The Trust Factor: Legal Systems Under Scrutiny
A key factor shaping public opinion on capital punishment is trust or the lack of it in the legal system.
In many countries, public institutions are plagued by corruption, prolonged trials, and systemic bias, especially against the poor, uneducated, or politically unconnected. As a result, some citizens support the death penalty in principle, but fear its misuse in practice.
A 2021 Afrobarometer report found that less than 40% of Africans trust their courts to deliver fair and impartial justice. In such a context, the irreversible nature of execution raises serious concerns.
Cases like Ken Saro-Wiwa in Nigeria, or Benedicto Kiwanuka’s political execution in Uganda, have become historical cautionary tales reminders that when the rule of law is weak, the death penalty can become a weapon rather than a safeguard.
The Media Effect: High-Profile Crimes and Emotional Swings
Another powerful influence on public sentiment is the media’s framing of crime and punishment. When high-profile murders, rapes, or armed robberies dominate headlines, public demand for swift justice including execution spikes dramatically.

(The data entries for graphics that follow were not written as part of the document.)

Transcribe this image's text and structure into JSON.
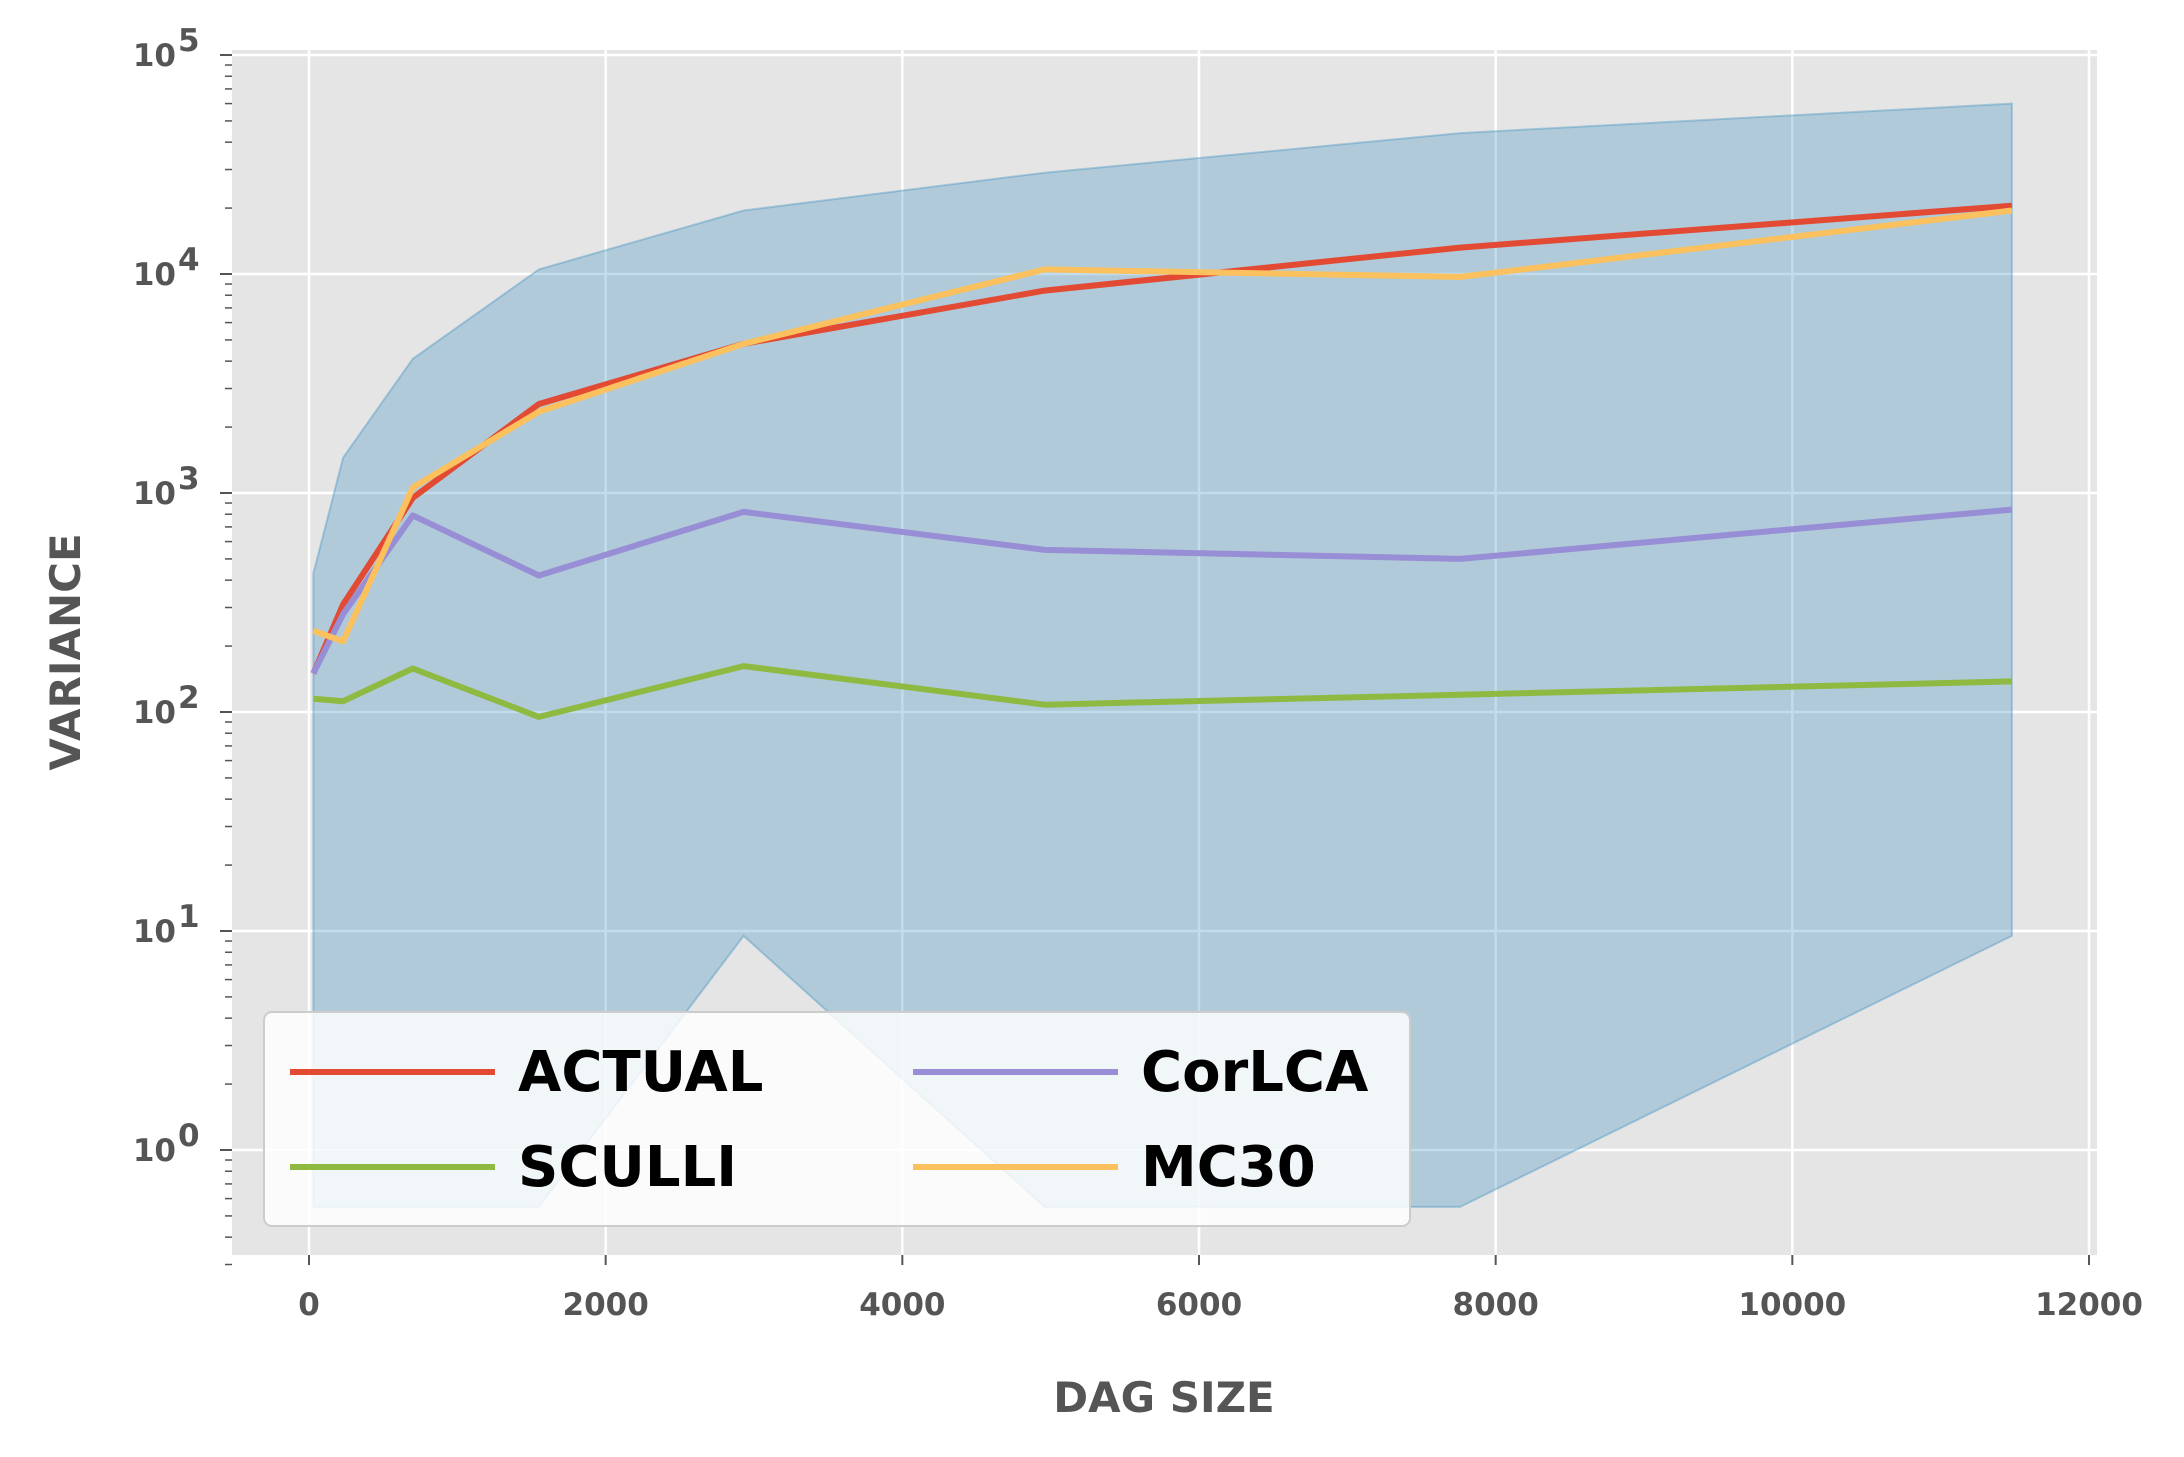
{
  "chart_data": {
    "type": "line",
    "xlabel": "DAG SIZE",
    "ylabel": "VARIANCE",
    "xlim": [
      -500,
      12000
    ],
    "ylim": [
      0.3,
      100000
    ],
    "yscale": "log",
    "grid": true,
    "legend_position": "lower-left",
    "x_ticks": [
      0,
      2000,
      4000,
      6000,
      8000,
      10000,
      12000
    ],
    "x_tick_labels": [
      "0",
      "2000",
      "4000",
      "6000",
      "8000",
      "10000",
      "12000"
    ],
    "y_ticks": [
      {
        "value": 1,
        "base": "10",
        "exp": "0"
      },
      {
        "value": 10,
        "base": "10",
        "exp": "1"
      },
      {
        "value": 100,
        "base": "10",
        "exp": "2"
      },
      {
        "value": 1000,
        "base": "10",
        "exp": "3"
      },
      {
        "value": 10000,
        "base": "10",
        "exp": "4"
      },
      {
        "value": 100000,
        "base": "10",
        "exp": "5"
      }
    ],
    "band": {
      "color": "#348abd",
      "x": [
        30,
        230,
        700,
        1550,
        2930,
        4960,
        7760,
        11480
      ],
      "upper": [
        430,
        1450,
        4100,
        10500,
        19500,
        29000,
        44000,
        60000
      ],
      "lower": [
        0.55,
        0.55,
        0.55,
        0.55,
        9.5,
        0.55,
        0.55,
        9.5
      ]
    },
    "series": [
      {
        "name": "ACTUAL",
        "color": "#e24a33",
        "x": [
          30,
          230,
          700,
          1550,
          2930,
          4960,
          7760,
          11480
        ],
        "values": [
          150,
          310,
          950,
          2550,
          4800,
          8400,
          13200,
          20500
        ]
      },
      {
        "name": "SCULLI",
        "color": "#8eba42",
        "x": [
          30,
          230,
          700,
          1550,
          2930,
          4960,
          7760,
          11480
        ],
        "values": [
          115,
          112,
          158,
          95,
          162,
          108,
          120,
          138
        ]
      },
      {
        "name": "CorLCA",
        "color": "#988ed5",
        "x": [
          30,
          230,
          700,
          1550,
          2930,
          4960,
          7760,
          11480
        ],
        "values": [
          150,
          280,
          790,
          420,
          820,
          550,
          500,
          840
        ]
      },
      {
        "name": "MC30",
        "color": "#fbc15e",
        "x": [
          30,
          230,
          700,
          1550,
          2930,
          4960,
          7760,
          11480
        ],
        "values": [
          235,
          210,
          1060,
          2350,
          4800,
          10500,
          9700,
          19500
        ]
      }
    ]
  }
}
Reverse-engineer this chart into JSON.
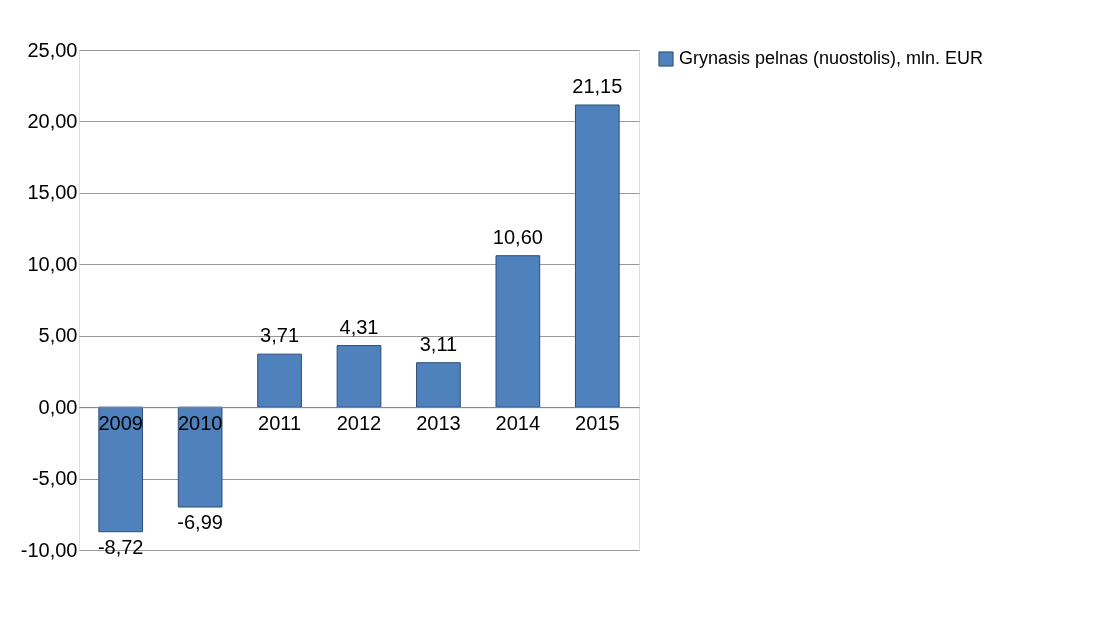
{
  "chart_data": {
    "type": "bar",
    "categories": [
      "2009",
      "2010",
      "2011",
      "2012",
      "2013",
      "2014",
      "2015"
    ],
    "series": [
      {
        "name": "Grynasis pelnas (nuostolis), mln. EUR",
        "color": "#4f81bd",
        "values": [
          -8.72,
          -6.99,
          3.71,
          4.31,
          3.11,
          10.6,
          21.15
        ]
      }
    ],
    "value_labels": [
      "-8,72",
      "-6,99",
      "3,71",
      "4,31",
      "3,11",
      "10,60",
      "21,15"
    ],
    "ylim": [
      -10,
      25
    ],
    "yticks": [
      {
        "value": -10,
        "label": "-10,00"
      },
      {
        "value": -5,
        "label": "-5,00"
      },
      {
        "value": 0,
        "label": "0,00"
      },
      {
        "value": 5,
        "label": "5,00"
      },
      {
        "value": 10,
        "label": "10,00"
      },
      {
        "value": 15,
        "label": "15,00"
      },
      {
        "value": 20,
        "label": "20,00"
      },
      {
        "value": 25,
        "label": "25,00"
      }
    ],
    "grid": "y",
    "legend": "right"
  }
}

In Ghana, the gruesome murder of a 10-year-old boy in a suspected ritual killing case in 2021 reignited calls for the death penalty to be enforced more decisively. Similar patterns have been observed in South Africa and Kenya, where media sensationalism fuels populist justice narratives.
However, in-depth reporting on wrongful convictions and prison conditions has also helped shift opinions, especially when victims of state injustice share their stories. NGOs and legal reformers are increasingly using documentaries, podcasts, and social media to highlight flaws in capital punishment systems and build momentum for change.
A Shifting Landscape: Civil Society and the Road to Reform
Despite widespread support for the death penalty in some regions, civil society organizations have made significant gains in reshaping public opinion particularly by connecting capital punishment to broader human rights issues.
Groups like Death Penalty Project Africa, Legal Resource Foundation (Zimbabwe), and PRI Africa have led public education campaigns, supported strategic litigation, and provided legal aid to those facing execution.
In Zambia, a coalition of lawyers, churches, and youth groups played a critical role in influencing government and parliament to abolish the death penalty in 2023. In Sierra Leone, the 2021 abolition followed months of advocacy that directly engaged communities on the risks of wrongful execution.
Public Will, Political Courage, and the Future of the Death Penalty in Africa
Public opinion in Africa on capital punishment is neither monolithic nor static. It is shaped by lived realities of crime, justice, and broken systems as well as by evolving values, global trends, and civic education.
For policymakers and reformers, understanding this complexity is essential. Capital punishment will not end in Africa simply because international actors demand it; it will end when Africans themselves believe there is a better path to justice.
That change is already visible. But to sustain it, Africa’s legal institutions must rebuild public trust, address the root causes of crime, and ensure that justice is not just swift but fair.